Additionally, some families work in unlicensed homes, as the immediate need for food, shelter, and clothing takes precedence over any possible legal repercussions. Sometimes, a license can be obtained quickly if an investigation is imminent; more often, however, no one bothers to check. Furthermore, only certain articles are covered by the licensing requirement: Van Kleeck reports on several young children employed sewing gloves and carding buttons, neither of which requires a home license, so the homes are not subject to inspection.

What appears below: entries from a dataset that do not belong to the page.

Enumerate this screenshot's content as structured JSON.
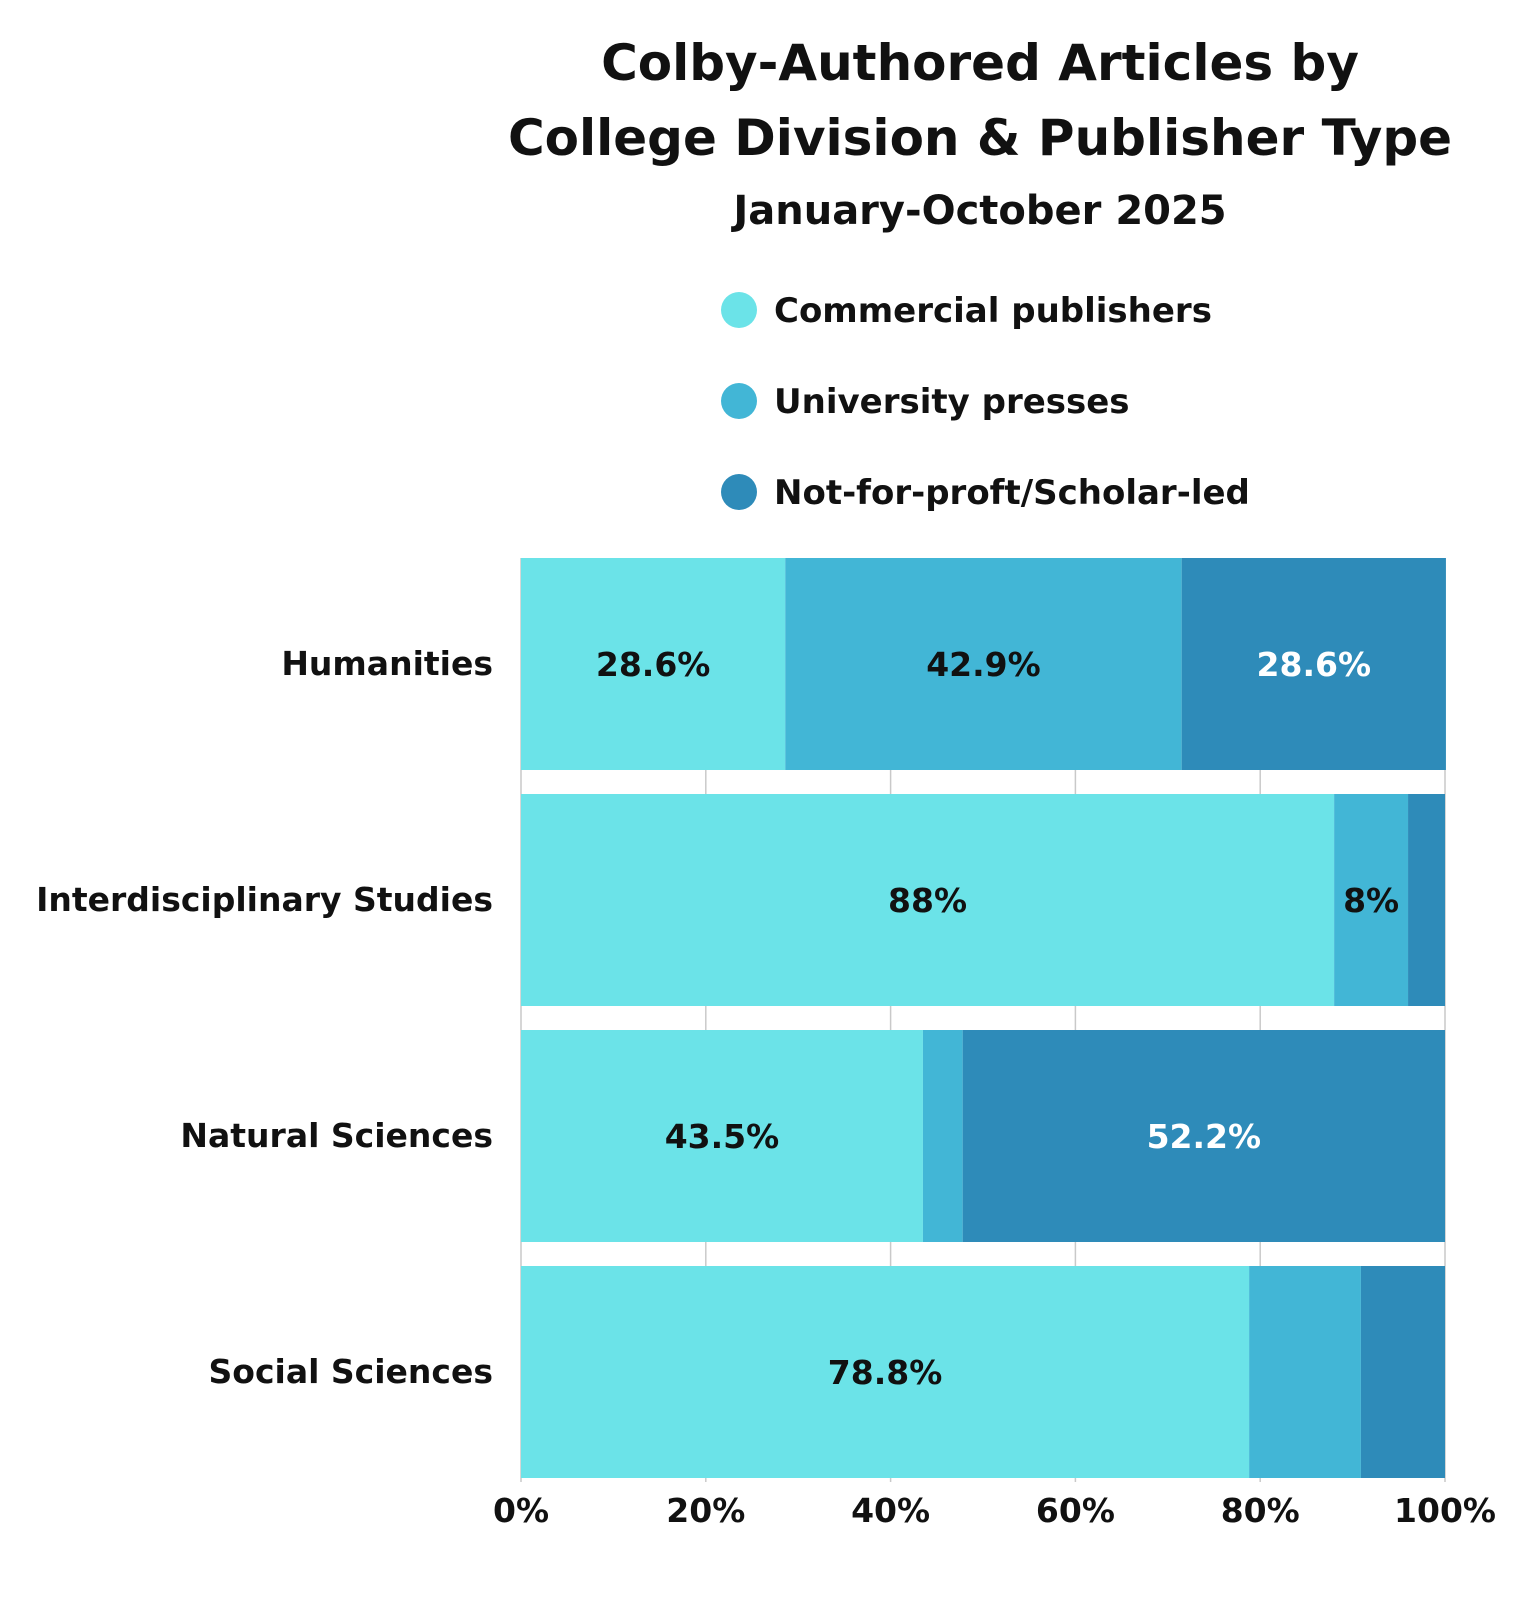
{
  "chart_data": {
    "type": "bar",
    "orientation": "horizontal",
    "stacked": true,
    "title": "Colby-Authored Articles by College Division & Publisher Type",
    "title_lines": [
      "Colby-Authored Articles by",
      "College Division & Publisher Type"
    ],
    "subtitle": "January-October 2025",
    "xlabel": "",
    "ylabel": "",
    "xlim": [
      0,
      100
    ],
    "x_ticks": [
      0,
      20,
      40,
      60,
      80,
      100
    ],
    "x_tick_labels": [
      "0%",
      "20%",
      "40%",
      "60%",
      "80%",
      "100%"
    ],
    "grid": true,
    "legend_position": "top",
    "categories": [
      "Humanities",
      "Interdisciplinary Studies",
      "Natural Sciences",
      "Social Sciences"
    ],
    "series": [
      {
        "name": "Commercial publishers",
        "color": "#6be3e8",
        "label_color": "#111111",
        "values": [
          28.6,
          88,
          43.5,
          78.8
        ],
        "labels": [
          "28.6%",
          "88%",
          "43.5%",
          "78.8%"
        ]
      },
      {
        "name": "University presses",
        "color": "#42b6d6",
        "label_color": "#111111",
        "values": [
          42.9,
          8,
          4.3,
          12.1
        ],
        "labels": [
          "42.9%",
          "8%",
          "",
          ""
        ]
      },
      {
        "name": "Not-for-proft/Scholar-led",
        "color": "#2e8bb9",
        "label_color": "#ffffff",
        "values": [
          28.6,
          4,
          52.2,
          9.1
        ],
        "labels": [
          "28.6%",
          "",
          "52.2%",
          ""
        ]
      }
    ]
  }
}
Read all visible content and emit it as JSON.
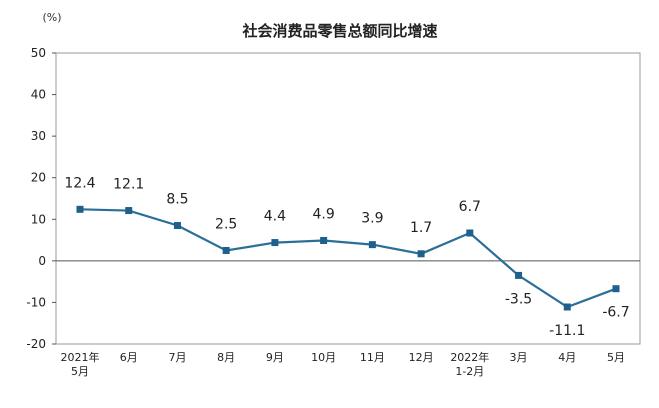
{
  "chart_data": {
    "type": "line",
    "title": "社会消费品零售总额同比增速",
    "unit": "(%)",
    "categories": [
      [
        "2021年",
        "5月"
      ],
      [
        "6月"
      ],
      [
        "7月"
      ],
      [
        "8月"
      ],
      [
        "9月"
      ],
      [
        "10月"
      ],
      [
        "11月"
      ],
      [
        "12月"
      ],
      [
        "2022年",
        "1-2月"
      ],
      [
        "3月"
      ],
      [
        "4月"
      ],
      [
        "5月"
      ]
    ],
    "values": [
      12.4,
      12.1,
      8.5,
      2.5,
      4.4,
      4.9,
      3.9,
      1.7,
      6.7,
      -3.5,
      -11.1,
      -6.7
    ],
    "data_labels": [
      "12.4",
      "12.1",
      "8.5",
      "2.5",
      "4.4",
      "4.9",
      "3.9",
      "1.7",
      "6.7",
      "-3.5",
      "-11.1",
      "-6.7"
    ],
    "ylim": [
      -20,
      50
    ],
    "yticks": [
      -20,
      -10,
      0,
      10,
      20,
      30,
      40,
      50
    ],
    "grid": false,
    "legend": "none",
    "colors": {
      "line": "#2a6f97",
      "marker": "#1f5f8b",
      "text": "#222222"
    }
  }
}
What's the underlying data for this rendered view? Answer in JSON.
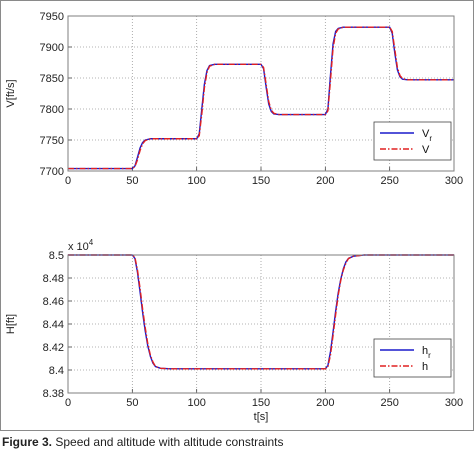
{
  "caption": {
    "label": "Figure 3.",
    "text": "Speed and altitude with altitude constraints"
  },
  "colors": {
    "reference": "#1a1acc",
    "actual": "#e02020",
    "grid": "#9a9a9a",
    "frame": "#7f7f7f"
  },
  "chart_data": [
    {
      "type": "line",
      "ylabel": "V[ft/s]",
      "xlabel": "",
      "xlim": [
        0,
        300
      ],
      "ylim": [
        7700,
        7950
      ],
      "xticks": [
        "0",
        "50",
        "100",
        "150",
        "200",
        "250",
        "300"
      ],
      "yticks": [
        "7700",
        "7750",
        "7800",
        "7850",
        "7900",
        "7950"
      ],
      "grid": true,
      "legend_position": "right",
      "series": [
        {
          "name": "V_r",
          "legend_base": "V",
          "legend_sub": "r",
          "style": "solid",
          "values": [
            [
              0,
              7704
            ],
            [
              50,
              7704
            ],
            [
              52,
              7708
            ],
            [
              54,
              7722
            ],
            [
              56,
              7737
            ],
            [
              58,
              7746
            ],
            [
              60,
              7750
            ],
            [
              64,
              7752
            ],
            [
              100,
              7752
            ],
            [
              102,
              7760
            ],
            [
              104,
              7800
            ],
            [
              106,
              7840
            ],
            [
              108,
              7862
            ],
            [
              110,
              7870
            ],
            [
              114,
              7872
            ],
            [
              150,
              7872
            ],
            [
              152,
              7865
            ],
            [
              154,
              7835
            ],
            [
              156,
              7808
            ],
            [
              158,
              7796
            ],
            [
              160,
              7792
            ],
            [
              164,
              7791
            ],
            [
              200,
              7791
            ],
            [
              202,
              7800
            ],
            [
              204,
              7855
            ],
            [
              206,
              7905
            ],
            [
              208,
              7925
            ],
            [
              210,
              7930
            ],
            [
              214,
              7932
            ],
            [
              250,
              7932
            ],
            [
              252,
              7922
            ],
            [
              254,
              7890
            ],
            [
              256,
              7863
            ],
            [
              258,
              7852
            ],
            [
              260,
              7848
            ],
            [
              264,
              7847
            ],
            [
              300,
              7847
            ]
          ]
        },
        {
          "name": "V",
          "legend_base": "V",
          "legend_sub": "",
          "style": "dashdot",
          "values": [
            [
              0,
              7704
            ],
            [
              50,
              7704
            ],
            [
              52,
              7707
            ],
            [
              54,
              7718
            ],
            [
              56,
              7733
            ],
            [
              58,
              7744
            ],
            [
              60,
              7749
            ],
            [
              64,
              7752
            ],
            [
              100,
              7752
            ],
            [
              102,
              7757
            ],
            [
              104,
              7792
            ],
            [
              106,
              7834
            ],
            [
              108,
              7859
            ],
            [
              110,
              7869
            ],
            [
              114,
              7872
            ],
            [
              150,
              7872
            ],
            [
              152,
              7867
            ],
            [
              154,
              7840
            ],
            [
              156,
              7812
            ],
            [
              158,
              7798
            ],
            [
              160,
              7793
            ],
            [
              164,
              7791
            ],
            [
              200,
              7791
            ],
            [
              202,
              7797
            ],
            [
              204,
              7846
            ],
            [
              206,
              7898
            ],
            [
              208,
              7922
            ],
            [
              210,
              7929
            ],
            [
              214,
              7932
            ],
            [
              250,
              7932
            ],
            [
              252,
              7925
            ],
            [
              254,
              7896
            ],
            [
              256,
              7867
            ],
            [
              258,
              7854
            ],
            [
              260,
              7849
            ],
            [
              264,
              7847
            ],
            [
              300,
              7847
            ]
          ]
        }
      ]
    },
    {
      "type": "line",
      "ylabel": "H[ft]",
      "xlabel": "t[s]",
      "multiplier": "x 10",
      "multiplier_exp": "4",
      "xlim": [
        0,
        300
      ],
      "ylim": [
        8.38,
        8.5
      ],
      "xticks": [
        "0",
        "50",
        "100",
        "150",
        "200",
        "250",
        "300"
      ],
      "yticks": [
        "8.38",
        "8.4",
        "8.42",
        "8.44",
        "8.46",
        "8.48",
        "8.5"
      ],
      "grid": true,
      "legend_position": "right",
      "series": [
        {
          "name": "h_r",
          "legend_base": "h",
          "legend_sub": "r",
          "style": "solid",
          "values": [
            [
              0,
              8.5
            ],
            [
              50,
              8.5
            ],
            [
              52,
              8.497
            ],
            [
              54,
              8.485
            ],
            [
              56,
              8.468
            ],
            [
              58,
              8.45
            ],
            [
              60,
              8.434
            ],
            [
              62,
              8.421
            ],
            [
              64,
              8.412
            ],
            [
              66,
              8.406
            ],
            [
              68,
              8.403
            ],
            [
              72,
              8.4015
            ],
            [
              80,
              8.401
            ],
            [
              200,
              8.401
            ],
            [
              202,
              8.404
            ],
            [
              204,
              8.416
            ],
            [
              206,
              8.433
            ],
            [
              208,
              8.451
            ],
            [
              210,
              8.467
            ],
            [
              212,
              8.479
            ],
            [
              214,
              8.488
            ],
            [
              216,
              8.494
            ],
            [
              218,
              8.497
            ],
            [
              222,
              8.499
            ],
            [
              230,
              8.5
            ],
            [
              300,
              8.5
            ]
          ]
        },
        {
          "name": "h",
          "legend_base": "h",
          "legend_sub": "",
          "style": "dashdot",
          "values": [
            [
              0,
              8.5
            ],
            [
              50,
              8.5
            ],
            [
              52,
              8.498
            ],
            [
              54,
              8.487
            ],
            [
              56,
              8.471
            ],
            [
              58,
              8.453
            ],
            [
              60,
              8.437
            ],
            [
              62,
              8.423
            ],
            [
              64,
              8.413
            ],
            [
              66,
              8.407
            ],
            [
              68,
              8.403
            ],
            [
              72,
              8.4015
            ],
            [
              80,
              8.401
            ],
            [
              200,
              8.401
            ],
            [
              202,
              8.403
            ],
            [
              204,
              8.413
            ],
            [
              206,
              8.43
            ],
            [
              208,
              8.448
            ],
            [
              210,
              8.465
            ],
            [
              212,
              8.478
            ],
            [
              214,
              8.487
            ],
            [
              216,
              8.493
            ],
            [
              218,
              8.497
            ],
            [
              222,
              8.499
            ],
            [
              230,
              8.5
            ],
            [
              300,
              8.5
            ]
          ]
        }
      ]
    }
  ]
}
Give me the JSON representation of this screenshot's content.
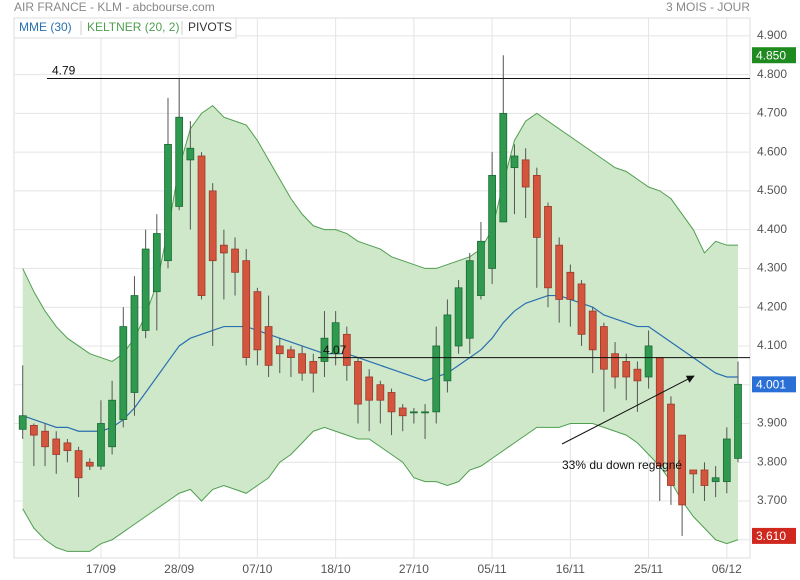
{
  "chart_data": {
    "type": "candlestick",
    "title": "AIR FRANCE - KLM - abcbourse.com",
    "period": "3 MOIS - JOUR",
    "categories": [
      null,
      null,
      null,
      null,
      null,
      null,
      null,
      "17/09",
      null,
      null,
      null,
      null,
      null,
      null,
      "28/09",
      null,
      null,
      null,
      null,
      null,
      null,
      "07/10",
      null,
      null,
      null,
      null,
      null,
      null,
      "18/10",
      null,
      null,
      null,
      null,
      null,
      null,
      "27/10",
      null,
      null,
      null,
      null,
      null,
      null,
      "05/11",
      null,
      null,
      null,
      null,
      null,
      null,
      "16/11",
      null,
      null,
      null,
      null,
      null,
      null,
      "25/11",
      null,
      null,
      null,
      null,
      null,
      null,
      "06/12",
      null
    ],
    "candles": {
      "up_color": "#2f9a4f",
      "down_color": "#d4553e",
      "open": [
        3.885,
        3.895,
        3.88,
        3.86,
        3.85,
        3.83,
        3.8,
        3.79,
        3.84,
        3.91,
        3.98,
        4.14,
        4.24,
        4.32,
        4.46,
        4.58,
        4.59,
        4.5,
        4.36,
        4.35,
        4.32,
        4.24,
        4.15,
        4.1,
        4.09,
        4.08,
        4.06,
        4.06,
        4.08,
        4.13,
        4.06,
        4.02,
        4.0,
        3.98,
        3.94,
        3.93,
        3.93,
        3.93,
        4.01,
        4.1,
        4.12,
        4.23,
        4.3,
        4.42,
        4.56,
        4.58,
        4.54,
        4.46,
        4.36,
        4.29,
        4.26,
        4.19,
        4.15,
        4.08,
        4.06,
        4.04,
        4.02,
        4.07,
        3.95,
        3.87,
        3.78,
        3.78,
        3.75,
        3.75,
        3.81
      ],
      "high": [
        4.05,
        3.9,
        3.9,
        3.88,
        3.86,
        3.84,
        3.81,
        3.96,
        4.01,
        4.2,
        4.28,
        4.4,
        4.44,
        4.74,
        4.79,
        4.68,
        4.6,
        4.52,
        4.4,
        4.38,
        4.35,
        4.25,
        4.23,
        4.12,
        4.1,
        4.1,
        4.08,
        4.19,
        4.19,
        4.15,
        4.07,
        4.04,
        4.01,
        3.99,
        3.95,
        3.94,
        3.95,
        4.15,
        4.22,
        4.27,
        4.34,
        4.42,
        4.6,
        4.85,
        4.62,
        4.61,
        4.56,
        4.47,
        4.38,
        4.31,
        4.27,
        4.2,
        4.16,
        4.11,
        4.08,
        4.06,
        4.14,
        4.07,
        3.97,
        3.87,
        3.78,
        3.8,
        3.79,
        3.89,
        4.06
      ],
      "low": [
        3.86,
        3.79,
        3.79,
        3.77,
        3.8,
        3.71,
        3.78,
        3.78,
        3.82,
        3.89,
        3.92,
        4.12,
        4.14,
        4.3,
        4.45,
        4.4,
        4.22,
        4.1,
        4.22,
        4.23,
        4.05,
        4.05,
        4.02,
        4.03,
        4.02,
        4.01,
        3.98,
        4.02,
        4.05,
        4.01,
        3.9,
        3.88,
        3.9,
        3.87,
        3.88,
        3.9,
        3.86,
        3.9,
        3.98,
        4.08,
        4.08,
        4.22,
        4.26,
        4.42,
        4.44,
        4.43,
        4.25,
        4.2,
        4.16,
        4.15,
        4.1,
        4.03,
        3.93,
        3.99,
        3.96,
        3.93,
        3.99,
        3.7,
        3.69,
        3.61,
        3.72,
        3.7,
        3.71,
        3.72,
        3.8
      ],
      "close": [
        3.92,
        3.87,
        3.84,
        3.82,
        3.83,
        3.76,
        3.79,
        3.9,
        3.96,
        4.15,
        4.23,
        4.35,
        4.39,
        4.62,
        4.69,
        4.61,
        4.23,
        4.32,
        4.34,
        4.29,
        4.07,
        4.09,
        4.05,
        4.08,
        4.07,
        4.03,
        4.03,
        4.12,
        4.16,
        4.05,
        3.95,
        3.96,
        3.96,
        3.93,
        3.92,
        3.93,
        3.93,
        4.1,
        4.18,
        4.25,
        4.32,
        4.37,
        4.54,
        4.7,
        4.59,
        4.51,
        4.38,
        4.25,
        4.22,
        4.22,
        4.13,
        4.09,
        4.04,
        4.02,
        4.02,
        4.01,
        4.1,
        3.79,
        3.74,
        3.69,
        3.77,
        3.74,
        3.76,
        3.86,
        4.001
      ]
    },
    "series": [
      {
        "name": "MME (30)",
        "color": "#2a6fb0",
        "values": [
          3.92,
          3.91,
          3.9,
          3.89,
          3.89,
          3.88,
          3.88,
          3.88,
          3.89,
          3.91,
          3.94,
          3.98,
          4.02,
          4.06,
          4.1,
          4.12,
          4.13,
          4.14,
          4.15,
          4.15,
          4.15,
          4.14,
          4.13,
          4.12,
          4.11,
          4.1,
          4.09,
          4.08,
          4.08,
          4.08,
          4.07,
          4.06,
          4.05,
          4.04,
          4.03,
          4.02,
          4.01,
          4.02,
          4.03,
          4.05,
          4.07,
          4.09,
          4.12,
          4.16,
          4.19,
          4.21,
          4.22,
          4.23,
          4.23,
          4.22,
          4.21,
          4.2,
          4.18,
          4.17,
          4.16,
          4.15,
          4.15,
          4.13,
          4.11,
          4.09,
          4.07,
          4.05,
          4.03,
          4.02,
          4.02
        ]
      }
    ],
    "keltner": {
      "name": "KELTNER (20, 2)",
      "color": "#4f9f4f",
      "fill": "#cfe8ca",
      "upper": [
        4.3,
        4.24,
        4.19,
        4.15,
        4.12,
        4.1,
        4.08,
        4.07,
        4.06,
        4.08,
        4.12,
        4.18,
        4.26,
        4.4,
        4.56,
        4.66,
        4.7,
        4.72,
        4.69,
        4.68,
        4.67,
        4.63,
        4.58,
        4.53,
        4.48,
        4.44,
        4.41,
        4.4,
        4.4,
        4.39,
        4.37,
        4.36,
        4.35,
        4.33,
        4.32,
        4.31,
        4.3,
        4.3,
        4.31,
        4.32,
        4.33,
        4.35,
        4.4,
        4.52,
        4.63,
        4.68,
        4.7,
        4.68,
        4.66,
        4.64,
        4.62,
        4.6,
        4.58,
        4.56,
        4.55,
        4.53,
        4.51,
        4.5,
        4.48,
        4.44,
        4.4,
        4.34,
        4.37,
        4.36,
        4.36
      ],
      "lower": [
        3.68,
        3.63,
        3.6,
        3.58,
        3.57,
        3.57,
        3.57,
        3.59,
        3.6,
        3.62,
        3.64,
        3.66,
        3.68,
        3.7,
        3.72,
        3.73,
        3.7,
        3.73,
        3.74,
        3.73,
        3.72,
        3.74,
        3.76,
        3.8,
        3.82,
        3.85,
        3.88,
        3.89,
        3.88,
        3.87,
        3.86,
        3.86,
        3.84,
        3.82,
        3.8,
        3.76,
        3.75,
        3.75,
        3.74,
        3.75,
        3.78,
        3.79,
        3.81,
        3.83,
        3.85,
        3.87,
        3.89,
        3.89,
        3.89,
        3.9,
        3.9,
        3.9,
        3.89,
        3.88,
        3.87,
        3.85,
        3.82,
        3.79,
        3.75,
        3.7,
        3.66,
        3.63,
        3.6,
        3.59,
        3.6
      ]
    },
    "pivots": {
      "name": "PIVOTS",
      "color": "#111111",
      "values": [
        4.79,
        4.07
      ]
    },
    "markers": [
      {
        "value": 4.85,
        "label": "4.850",
        "color": "#1f8a1f"
      },
      {
        "value": 4.001,
        "color": "#2a6fd6"
      },
      {
        "value": 3.61,
        "label": "3.610",
        "color": "#d0281e"
      }
    ],
    "annotation": "33% du down regagné",
    "ylim": [
      3.553,
      4.946
    ],
    "yticks": [
      {
        "value": 3.6,
        "label": "3.600"
      },
      {
        "value": 3.7,
        "label": "3.700"
      },
      {
        "value": 3.8,
        "label": "3.800"
      },
      {
        "value": 3.9,
        "label": "3.900"
      },
      {
        "value": 4.0,
        "label": "4.000"
      },
      {
        "value": 4.1,
        "label": "4.100"
      },
      {
        "value": 4.2,
        "label": "4.200"
      },
      {
        "value": 4.3,
        "label": "4.300"
      },
      {
        "value": 4.4,
        "label": "4.400"
      },
      {
        "value": 4.5,
        "label": "4.500"
      },
      {
        "value": 4.6,
        "label": "4.600"
      },
      {
        "value": 4.7,
        "label": "4.700"
      },
      {
        "value": 4.8,
        "label": "4.800"
      },
      {
        "value": 4.9,
        "label": "4.900"
      }
    ],
    "grid": true
  }
}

Van Kleeck concludes by observing that New York City cannot accurately count the number of children employed in home manufacturing, whether licensed or not. Following an investigation of more than 1,000 home workers in New York City by the US Bureau of Labor Statistics, the New York Department of Labor published a report stating that 16,068 homes were licensed in 1901, with 27,019 individuals authorized to work in them. However, the statistics do not break down the number of children employed at home.



Essential Themes

Van Kleeck’s report highlights the unfortunate result of incomplete child-labor laws at the turn of the twentieth century in New York City. In this report, she explains how employers benefit from using the “sweating system” to circumvent child-labor laws. Because of the high concentration of poor, unskilled laborers in New York City, intense competition for low-skill jobs meant companies could pay workers extremely low wages. Under this system, companies save money by contracting labor and not needing to provide factory space, heating, and lighting. Van Kleeck notes that attempts at reform would be resisted by companies that profit under the system because of the financial benefits.

In an effort to maintain some order and safety to the practice, Health and Labor Departments established certain criteria for the approval of a home manufacturing license. However, some of these criteria–such as the requirement that homes be kept free of contagious, infectious, or communicable disease–presented complications. By government regulation, any home manufacturing location where disease was discovered had to be shut down immediately and its license revoked until the situation was resolved and conditions improved. Furthermore, any landlord who permitted work to be done in his building in violation of a Health Department order could have been prosecuted for illegal manufacturing, even if he was not doing the manufacturing himself. Since many tenements housed numerous families, and many of these families were involved in home manufacturing, landlords were highly motivated to quickly evict any family whose health conditions interfered with the building’s license.

The report uncovered a wide variety of family circumstances for children who worked at home. Some attended school regularly and only worked when school was not in session. Others attended school, but worked at home every night or cared for younger siblings while their parents were working. Still others were kept out of school altogether to work all hours of the day. Van Kleeck observes that compulsory school attendance only further burdened the already-exhausted children without providing much educational benefit. She identifies the need for further reform and better enforcement to ensure that child-labor laws cover a wider variety of realistic scenarios and actually provide the intended benefit to children they are meant to protect.



Bibliography and Additional Reading

  • “Childhood Lost: Child Labor during the Industrial Revolution.” Teaching with Primary Sources. Eastern Illinois University, n.d. Web. 10 Apr. 2014.
  • “Mary van Kleeck Papers, 1849–1998: Biographical Note.” Sophia Smith Collection. Smith College, n.d. Web. 10 Apr. 2014.
  • Nardinelli, Clark.Child Labor and the Industrial Revolution. Bloomington: Indiana UP, 1990. Print.
  • Zinn, Howard.A People’s History of the United States: 1492 to Present. New York: Harper, 2005. Print.